BY PHIL PHILCOX
Within 100 miles as the crow flies, California offers both the highest pint in the lower 48 states –Mount Whitney at 14,449 — and the lowest spot on the continent — Badwater at Death Valley Monument Park at 282 feet below sea level. From its northern borders to its southern coastline, there are majestic mountains, rugged deserts, vibrant cosmopolitan cities, and virtually every diversion a vacationer needs. Its varied climate finds swimmers splashing in the Pacific Ocean in January while skiers slalom down snow-covered slopes only a few hundred miles away. Outdoor lovers can head for trails, camp- grounds and forests in the High Sierra while surfers and sunbathers will find long stretches of sandy beaches along the coast. The warm Mojave and Colorado deserts are a haven for those seeking relief from freezing weather elsewhere in the United States. With over a hundred cities each with populations of over 50,000 and the six largest cities boasting of populations between 200,000 and over two million, the cultural experiences are as varied as the outdoor experiences. The California Office of Tourism offers a variety of free vacationing material, including motoring guides and road maps, directories of hotels and campgrounds covering both the entire state and specific areas and booklets and brochures pointing out the key vacationing spots and what they have to offer; Write them at 1030 -13th St., Sacramento, CA 95814 (916-322-1396).

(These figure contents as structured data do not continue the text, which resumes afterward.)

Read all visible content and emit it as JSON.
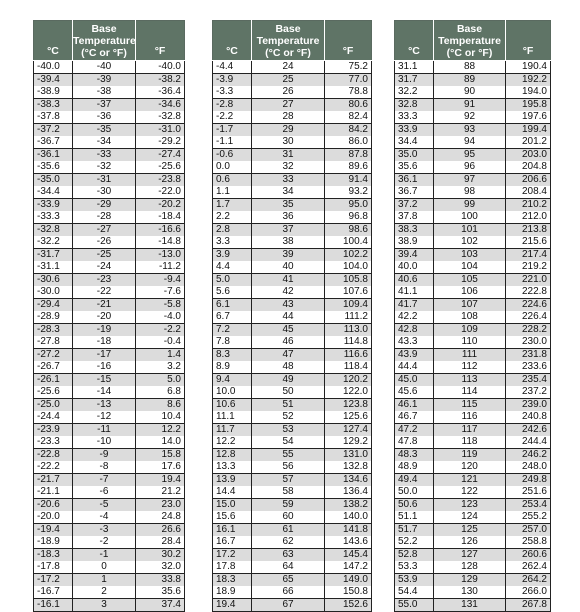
{
  "header": {
    "celsius": "°C",
    "base_line1": "Base",
    "base_line2": "Temperature",
    "base_line3": "(°C or °F)",
    "fahrenheit": "°F"
  },
  "tables": [
    {
      "rows": [
        [
          "-40.0",
          "-40",
          "-40.0"
        ],
        [
          "-39.4",
          "-39",
          "-38.2"
        ],
        [
          "-38.9",
          "-38",
          "-36.4"
        ],
        [
          "-38.3",
          "-37",
          "-34.6"
        ],
        [
          "-37.8",
          "-36",
          "-32.8"
        ],
        [
          "-37.2",
          "-35",
          "-31.0"
        ],
        [
          "-36.7",
          "-34",
          "-29.2"
        ],
        [
          "-36.1",
          "-33",
          "-27.4"
        ],
        [
          "-35.6",
          "-32",
          "-25.6"
        ],
        [
          "-35.0",
          "-31",
          "-23.8"
        ],
        [
          "-34.4",
          "-30",
          "-22.0"
        ],
        [
          "-33.9",
          "-29",
          "-20.2"
        ],
        [
          "-33.3",
          "-28",
          "-18.4"
        ],
        [
          "-32.8",
          "-27",
          "-16.6"
        ],
        [
          "-32.2",
          "-26",
          "-14.8"
        ],
        [
          "-31.7",
          "-25",
          "-13.0"
        ],
        [
          "-31.1",
          "-24",
          "-11.2"
        ],
        [
          "-30.6",
          "-23",
          "-9.4"
        ],
        [
          "-30.0",
          "-22",
          "-7.6"
        ],
        [
          "-29.4",
          "-21",
          "-5.8"
        ],
        [
          "-28.9",
          "-20",
          "-4.0"
        ],
        [
          "-28.3",
          "-19",
          "-2.2"
        ],
        [
          "-27.8",
          "-18",
          "-0.4"
        ],
        [
          "-27.2",
          "-17",
          "1.4"
        ],
        [
          "-26.7",
          "-16",
          "3.2"
        ],
        [
          "-26.1",
          "-15",
          "5.0"
        ],
        [
          "-25.6",
          "-14",
          "6.8"
        ],
        [
          "-25.0",
          "-13",
          "8.6"
        ],
        [
          "-24.4",
          "-12",
          "10.4"
        ],
        [
          "-23.9",
          "-11",
          "12.2"
        ],
        [
          "-23.3",
          "-10",
          "14.0"
        ],
        [
          "-22.8",
          "-9",
          "15.8"
        ],
        [
          "-22.2",
          "-8",
          "17.6"
        ],
        [
          "-21.7",
          "-7",
          "19.4"
        ],
        [
          "-21.1",
          "-6",
          "21.2"
        ],
        [
          "-20.6",
          "-5",
          "23.0"
        ],
        [
          "-20.0",
          "-4",
          "24.8"
        ],
        [
          "-19.4",
          "-3",
          "26.6"
        ],
        [
          "-18.9",
          "-2",
          "28.4"
        ],
        [
          "-18.3",
          "-1",
          "30.2"
        ],
        [
          "-17.8",
          "0",
          "32.0"
        ],
        [
          "-17.2",
          "1",
          "33.8"
        ],
        [
          "-16.7",
          "2",
          "35.6"
        ],
        [
          "-16.1",
          "3",
          "37.4"
        ]
      ]
    },
    {
      "rows": [
        [
          "-4.4",
          "24",
          "75.2"
        ],
        [
          "-3.9",
          "25",
          "77.0"
        ],
        [
          "-3.3",
          "26",
          "78.8"
        ],
        [
          "-2.8",
          "27",
          "80.6"
        ],
        [
          "-2.2",
          "28",
          "82.4"
        ],
        [
          "-1.7",
          "29",
          "84.2"
        ],
        [
          "-1.1",
          "30",
          "86.0"
        ],
        [
          "-0.6",
          "31",
          "87.8"
        ],
        [
          "0.0",
          "32",
          "89.6"
        ],
        [
          "0.6",
          "33",
          "91.4"
        ],
        [
          "1.1",
          "34",
          "93.2"
        ],
        [
          "1.7",
          "35",
          "95.0"
        ],
        [
          "2.2",
          "36",
          "96.8"
        ],
        [
          "2.8",
          "37",
          "98.6"
        ],
        [
          "3.3",
          "38",
          "100.4"
        ],
        [
          "3.9",
          "39",
          "102.2"
        ],
        [
          "4.4",
          "40",
          "104.0"
        ],
        [
          "5.0",
          "41",
          "105.8"
        ],
        [
          "5.6",
          "42",
          "107.6"
        ],
        [
          "6.1",
          "43",
          "109.4"
        ],
        [
          "6.7",
          "44",
          "111.2"
        ],
        [
          "7.2",
          "45",
          "113.0"
        ],
        [
          "7.8",
          "46",
          "114.8"
        ],
        [
          "8.3",
          "47",
          "116.6"
        ],
        [
          "8.9",
          "48",
          "118.4"
        ],
        [
          "9.4",
          "49",
          "120.2"
        ],
        [
          "10.0",
          "50",
          "122.0"
        ],
        [
          "10.6",
          "51",
          "123.8"
        ],
        [
          "11.1",
          "52",
          "125.6"
        ],
        [
          "11.7",
          "53",
          "127.4"
        ],
        [
          "12.2",
          "54",
          "129.2"
        ],
        [
          "12.8",
          "55",
          "131.0"
        ],
        [
          "13.3",
          "56",
          "132.8"
        ],
        [
          "13.9",
          "57",
          "134.6"
        ],
        [
          "14.4",
          "58",
          "136.4"
        ],
        [
          "15.0",
          "59",
          "138.2"
        ],
        [
          "15.6",
          "60",
          "140.0"
        ],
        [
          "16.1",
          "61",
          "141.8"
        ],
        [
          "16.7",
          "62",
          "143.6"
        ],
        [
          "17.2",
          "63",
          "145.4"
        ],
        [
          "17.8",
          "64",
          "147.2"
        ],
        [
          "18.3",
          "65",
          "149.0"
        ],
        [
          "18.9",
          "66",
          "150.8"
        ],
        [
          "19.4",
          "67",
          "152.6"
        ]
      ]
    },
    {
      "rows": [
        [
          "31.1",
          "88",
          "190.4"
        ],
        [
          "31.7",
          "89",
          "192.2"
        ],
        [
          "32.2",
          "90",
          "194.0"
        ],
        [
          "32.8",
          "91",
          "195.8"
        ],
        [
          "33.3",
          "92",
          "197.6"
        ],
        [
          "33.9",
          "93",
          "199.4"
        ],
        [
          "34.4",
          "94",
          "201.2"
        ],
        [
          "35.0",
          "95",
          "203.0"
        ],
        [
          "35.6",
          "96",
          "204.8"
        ],
        [
          "36.1",
          "97",
          "206.6"
        ],
        [
          "36.7",
          "98",
          "208.4"
        ],
        [
          "37.2",
          "99",
          "210.2"
        ],
        [
          "37.8",
          "100",
          "212.0"
        ],
        [
          "38.3",
          "101",
          "213.8"
        ],
        [
          "38.9",
          "102",
          "215.6"
        ],
        [
          "39.4",
          "103",
          "217.4"
        ],
        [
          "40.0",
          "104",
          "219.2"
        ],
        [
          "40.6",
          "105",
          "221.0"
        ],
        [
          "41.1",
          "106",
          "222.8"
        ],
        [
          "41.7",
          "107",
          "224.6"
        ],
        [
          "42.2",
          "108",
          "226.4"
        ],
        [
          "42.8",
          "109",
          "228.2"
        ],
        [
          "43.3",
          "110",
          "230.0"
        ],
        [
          "43.9",
          "111",
          "231.8"
        ],
        [
          "44.4",
          "112",
          "233.6"
        ],
        [
          "45.0",
          "113",
          "235.4"
        ],
        [
          "45.6",
          "114",
          "237.2"
        ],
        [
          "46.1",
          "115",
          "239.0"
        ],
        [
          "46.7",
          "116",
          "240.8"
        ],
        [
          "47.2",
          "117",
          "242.6"
        ],
        [
          "47.8",
          "118",
          "244.4"
        ],
        [
          "48.3",
          "119",
          "246.2"
        ],
        [
          "48.9",
          "120",
          "248.0"
        ],
        [
          "49.4",
          "121",
          "249.8"
        ],
        [
          "50.0",
          "122",
          "251.6"
        ],
        [
          "50.6",
          "123",
          "253.4"
        ],
        [
          "51.1",
          "124",
          "255.2"
        ],
        [
          "51.7",
          "125",
          "257.0"
        ],
        [
          "52.2",
          "126",
          "258.8"
        ],
        [
          "52.8",
          "127",
          "260.6"
        ],
        [
          "53.3",
          "128",
          "262.4"
        ],
        [
          "53.9",
          "129",
          "264.2"
        ],
        [
          "54.4",
          "130",
          "266.0"
        ],
        [
          "55.0",
          "131",
          "267.8"
        ]
      ]
    }
  ]
}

Twenty-Six Driving Tours is an interesting free 54-page book that lists the most scenic routes around the state with maps and information on sightsee- ing each area. This free book, combined with the directories of campgrounds, will provide all you need to decide where to go, how to get there and where to stay upon arrival.
The California State Park System consists of 270 parks, beaches, reserves and recreational areas. A guide to state parks is available for $2 from the Information Office of Department of State Parks, Box 2390, Sacramento CA 95811 (916-445-6477).

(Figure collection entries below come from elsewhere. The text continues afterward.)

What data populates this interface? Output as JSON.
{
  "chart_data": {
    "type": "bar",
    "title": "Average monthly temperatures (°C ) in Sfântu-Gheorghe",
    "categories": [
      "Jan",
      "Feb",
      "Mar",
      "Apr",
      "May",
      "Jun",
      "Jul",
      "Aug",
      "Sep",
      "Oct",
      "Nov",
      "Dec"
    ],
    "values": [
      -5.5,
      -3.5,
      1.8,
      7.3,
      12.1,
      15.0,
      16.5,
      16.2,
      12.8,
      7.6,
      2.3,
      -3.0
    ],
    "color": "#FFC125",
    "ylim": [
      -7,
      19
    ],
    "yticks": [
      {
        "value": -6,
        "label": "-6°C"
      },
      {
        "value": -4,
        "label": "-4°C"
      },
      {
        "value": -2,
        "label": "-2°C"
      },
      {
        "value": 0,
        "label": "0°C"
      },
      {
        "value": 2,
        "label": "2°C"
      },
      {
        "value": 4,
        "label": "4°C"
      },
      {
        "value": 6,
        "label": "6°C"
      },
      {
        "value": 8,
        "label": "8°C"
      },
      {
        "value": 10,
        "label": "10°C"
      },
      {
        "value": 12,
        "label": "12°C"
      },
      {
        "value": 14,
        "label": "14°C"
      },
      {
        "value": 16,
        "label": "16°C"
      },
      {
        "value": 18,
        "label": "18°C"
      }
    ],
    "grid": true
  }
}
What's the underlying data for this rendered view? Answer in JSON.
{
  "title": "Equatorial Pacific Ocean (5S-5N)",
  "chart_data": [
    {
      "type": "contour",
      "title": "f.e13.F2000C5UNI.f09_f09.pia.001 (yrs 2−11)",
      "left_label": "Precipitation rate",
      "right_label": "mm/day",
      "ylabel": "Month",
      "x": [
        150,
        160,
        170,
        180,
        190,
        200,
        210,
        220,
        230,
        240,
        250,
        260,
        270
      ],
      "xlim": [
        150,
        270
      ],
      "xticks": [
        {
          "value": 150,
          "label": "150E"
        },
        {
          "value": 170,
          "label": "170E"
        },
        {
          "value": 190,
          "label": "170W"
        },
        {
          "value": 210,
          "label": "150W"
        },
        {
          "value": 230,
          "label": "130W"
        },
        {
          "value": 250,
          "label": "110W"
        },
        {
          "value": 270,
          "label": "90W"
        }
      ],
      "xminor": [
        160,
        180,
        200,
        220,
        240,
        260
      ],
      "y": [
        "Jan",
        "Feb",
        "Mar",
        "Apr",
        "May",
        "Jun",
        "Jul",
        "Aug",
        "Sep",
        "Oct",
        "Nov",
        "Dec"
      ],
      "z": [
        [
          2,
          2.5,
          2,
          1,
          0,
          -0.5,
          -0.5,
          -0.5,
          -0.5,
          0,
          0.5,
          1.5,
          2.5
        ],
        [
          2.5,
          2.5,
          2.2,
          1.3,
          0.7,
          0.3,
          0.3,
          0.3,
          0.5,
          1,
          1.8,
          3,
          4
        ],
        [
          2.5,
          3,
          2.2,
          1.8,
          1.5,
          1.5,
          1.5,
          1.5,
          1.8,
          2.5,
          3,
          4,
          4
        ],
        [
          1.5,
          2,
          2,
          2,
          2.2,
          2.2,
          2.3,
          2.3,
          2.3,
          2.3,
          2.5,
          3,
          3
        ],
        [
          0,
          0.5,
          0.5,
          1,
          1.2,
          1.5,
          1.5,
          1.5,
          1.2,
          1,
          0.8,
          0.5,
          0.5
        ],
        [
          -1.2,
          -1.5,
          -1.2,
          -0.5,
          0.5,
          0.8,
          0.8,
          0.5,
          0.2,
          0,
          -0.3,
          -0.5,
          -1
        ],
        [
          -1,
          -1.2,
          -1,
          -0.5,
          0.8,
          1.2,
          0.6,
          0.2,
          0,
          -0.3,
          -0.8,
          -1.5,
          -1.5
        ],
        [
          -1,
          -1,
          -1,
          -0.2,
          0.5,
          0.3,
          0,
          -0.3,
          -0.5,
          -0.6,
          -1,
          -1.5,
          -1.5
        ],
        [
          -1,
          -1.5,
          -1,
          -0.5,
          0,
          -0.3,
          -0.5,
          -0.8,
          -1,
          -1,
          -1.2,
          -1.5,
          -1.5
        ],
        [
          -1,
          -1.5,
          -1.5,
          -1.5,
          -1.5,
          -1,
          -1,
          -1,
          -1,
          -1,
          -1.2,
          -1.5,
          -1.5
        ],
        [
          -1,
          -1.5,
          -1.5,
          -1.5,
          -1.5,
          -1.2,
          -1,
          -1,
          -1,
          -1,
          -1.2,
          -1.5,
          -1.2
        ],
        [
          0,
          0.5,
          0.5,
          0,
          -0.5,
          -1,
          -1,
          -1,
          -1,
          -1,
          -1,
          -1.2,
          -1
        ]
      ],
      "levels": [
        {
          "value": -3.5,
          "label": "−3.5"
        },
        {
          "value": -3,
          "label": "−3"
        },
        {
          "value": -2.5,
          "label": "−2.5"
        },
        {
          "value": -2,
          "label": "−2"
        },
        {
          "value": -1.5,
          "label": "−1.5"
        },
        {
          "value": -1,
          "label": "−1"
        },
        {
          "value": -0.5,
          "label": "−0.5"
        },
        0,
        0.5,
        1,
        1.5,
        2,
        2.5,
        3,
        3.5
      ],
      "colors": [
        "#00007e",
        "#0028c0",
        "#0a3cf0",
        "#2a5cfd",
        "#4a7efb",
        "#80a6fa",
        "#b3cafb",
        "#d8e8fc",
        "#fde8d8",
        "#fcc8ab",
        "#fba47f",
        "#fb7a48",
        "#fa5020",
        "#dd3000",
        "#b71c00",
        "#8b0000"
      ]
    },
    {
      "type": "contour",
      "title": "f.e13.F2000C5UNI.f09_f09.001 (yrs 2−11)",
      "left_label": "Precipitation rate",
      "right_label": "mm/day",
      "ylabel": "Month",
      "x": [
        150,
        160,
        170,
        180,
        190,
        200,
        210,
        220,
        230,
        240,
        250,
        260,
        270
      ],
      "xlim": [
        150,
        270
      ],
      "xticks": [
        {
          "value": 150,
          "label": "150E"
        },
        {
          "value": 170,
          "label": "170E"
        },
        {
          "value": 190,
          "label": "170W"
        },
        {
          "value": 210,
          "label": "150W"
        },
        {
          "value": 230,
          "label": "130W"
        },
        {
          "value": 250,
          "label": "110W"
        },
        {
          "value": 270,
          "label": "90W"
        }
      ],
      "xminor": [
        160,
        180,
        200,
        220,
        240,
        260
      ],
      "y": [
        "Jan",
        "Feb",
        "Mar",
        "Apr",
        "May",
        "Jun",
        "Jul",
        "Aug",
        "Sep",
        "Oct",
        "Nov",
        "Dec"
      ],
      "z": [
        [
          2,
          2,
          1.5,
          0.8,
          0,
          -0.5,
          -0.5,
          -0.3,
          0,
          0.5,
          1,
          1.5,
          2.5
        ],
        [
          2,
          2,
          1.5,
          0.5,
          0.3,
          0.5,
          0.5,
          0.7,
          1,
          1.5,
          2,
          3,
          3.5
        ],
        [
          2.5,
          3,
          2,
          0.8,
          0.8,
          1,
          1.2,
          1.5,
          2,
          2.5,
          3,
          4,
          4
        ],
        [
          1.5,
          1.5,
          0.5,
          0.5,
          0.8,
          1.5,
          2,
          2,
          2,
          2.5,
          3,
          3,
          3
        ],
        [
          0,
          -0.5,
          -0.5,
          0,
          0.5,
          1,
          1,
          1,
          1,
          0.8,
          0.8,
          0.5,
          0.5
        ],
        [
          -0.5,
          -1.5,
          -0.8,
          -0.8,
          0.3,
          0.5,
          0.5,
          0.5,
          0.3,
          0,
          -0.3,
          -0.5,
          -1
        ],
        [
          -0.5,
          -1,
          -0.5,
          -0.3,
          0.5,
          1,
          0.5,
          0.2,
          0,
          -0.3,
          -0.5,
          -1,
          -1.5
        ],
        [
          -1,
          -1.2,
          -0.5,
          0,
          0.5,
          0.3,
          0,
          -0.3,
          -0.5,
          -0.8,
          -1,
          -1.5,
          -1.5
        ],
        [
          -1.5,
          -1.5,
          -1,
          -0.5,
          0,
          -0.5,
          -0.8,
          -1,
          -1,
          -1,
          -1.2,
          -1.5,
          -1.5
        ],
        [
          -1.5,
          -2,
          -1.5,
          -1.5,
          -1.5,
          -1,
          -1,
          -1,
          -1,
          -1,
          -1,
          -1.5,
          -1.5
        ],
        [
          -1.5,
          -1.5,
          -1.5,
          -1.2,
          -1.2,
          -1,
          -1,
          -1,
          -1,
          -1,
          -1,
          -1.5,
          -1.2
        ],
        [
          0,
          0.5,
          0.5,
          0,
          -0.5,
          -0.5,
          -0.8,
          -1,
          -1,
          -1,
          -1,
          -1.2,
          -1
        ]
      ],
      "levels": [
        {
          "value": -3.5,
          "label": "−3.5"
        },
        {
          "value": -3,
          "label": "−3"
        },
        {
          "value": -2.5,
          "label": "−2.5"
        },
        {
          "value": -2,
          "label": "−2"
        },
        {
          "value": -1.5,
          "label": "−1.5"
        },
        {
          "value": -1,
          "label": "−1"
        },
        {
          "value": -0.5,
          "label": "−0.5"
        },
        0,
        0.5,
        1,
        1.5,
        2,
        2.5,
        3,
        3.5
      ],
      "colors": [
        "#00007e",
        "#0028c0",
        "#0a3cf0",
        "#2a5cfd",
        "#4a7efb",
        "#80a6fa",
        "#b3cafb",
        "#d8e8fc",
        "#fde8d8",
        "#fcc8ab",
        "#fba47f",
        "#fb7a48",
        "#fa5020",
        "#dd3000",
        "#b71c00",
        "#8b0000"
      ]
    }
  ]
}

The Bureau of Land Management maintains 35 campgrounds around the state and they are listed, along with facilities, in two free booklets, Camping in California and Camping On Public Lands, available from the Bureau of Land Management, 2135 Butano Dr., Sacramento, CA 95825.
A guide to over 200 private camp- grounds is available for $2 from the California Travel Parks Association Information Service, 371 Idylwild Court, Redwood City, CA 94061, (415- 365-1144).
With over 5,000 lakes, 30,000 miles of streams and rivers and 1,200 miles of coastline, there’s ample opportunity to get involved in water sports while vacationing in the state. California’s northern coast is known for its rugged shores where the foothills of nearby mountains drop down to meet the pounding surf. In central California, rivers running through Gold Country merge in Sacramento, providing excellent boating, swimming and fishing conditions.
In all vacationing areas, the camping conditions are excellent, honed over years. Information on searching for gold on the Klamath River in the north state can be obtained from The New 49’ers, (530) 493-2012; house boating-afloat on Shasta Lake north of Redding, and rental sources can be obtained from the Shasta- Cascade Wonderland Association, Box 1900, Redding, CA 96001 (530-243- 2643).
California’s southern region has a sunny, Mediterranean climate with broad beaches and bustling cities offering a variety of attractions. San Diego offers swimming at local beaches, surfing and skin diving in summer and access to major attractions–Sea World, the San Diego Zoo, Balboa Park and the Wild Animal Park. Whale-watching is popular in winter, from charter boats or lookout points.
Moving inland, the starkness of the desert is in marked contrast to the rest of the state. Consisting mainly of Death Valley and the Mojave Desert, it’s prettiest here during late fall when temperatures are pleasant and the ground’s alive with desert plants. In the heart of the desert lies the splendor of Palm Springs.
Orange County is the home of Disneyland, Knott’s Berry Farm and Lion Country Safari. Newport, Huntington and Laguna beaches are popular areas where daily cruises visit nearby Catalina Island.
Los Angeles proudly flaunts its heritage on Olvera Street–vendors sell Mexican handcrafts while people dance in the streets to Mariachi bands. Nearby Hollywood has tours of movie studios. Several good beaches are within an hour’s drive of downtown LA, including Santa Monica, with its carnival rides and boardwalk.
San Francisco is rich in the history of the Gold Rush Days when the town was a boisterous frontier port, and gateway to gold country.
The Lake Tahoe region is a year- round resort area, with camping and water activities during summer; ski and winter sports after November. Set amid towering peaks, Squaw Valley was the site of the 1960 Winter Olympics.
This year’s (1998’s) 150th Anniversary of California’s Gold Rush has sparked many special celebrations in the Mother Lode area all during summer months, culminating in the World Gold panning Championships, to be held at Marshall Gold Discovery State Historic Park, PO Box 265 (310 Back St.) Coloma, CA 95613 (530-622-3470). Teams and individuals from many other countries will be participating, and Governor Wilson has declared a celebration that will feature a great time for all visitors. If you haven’t made your plans to participate yet, now’s the time to do so!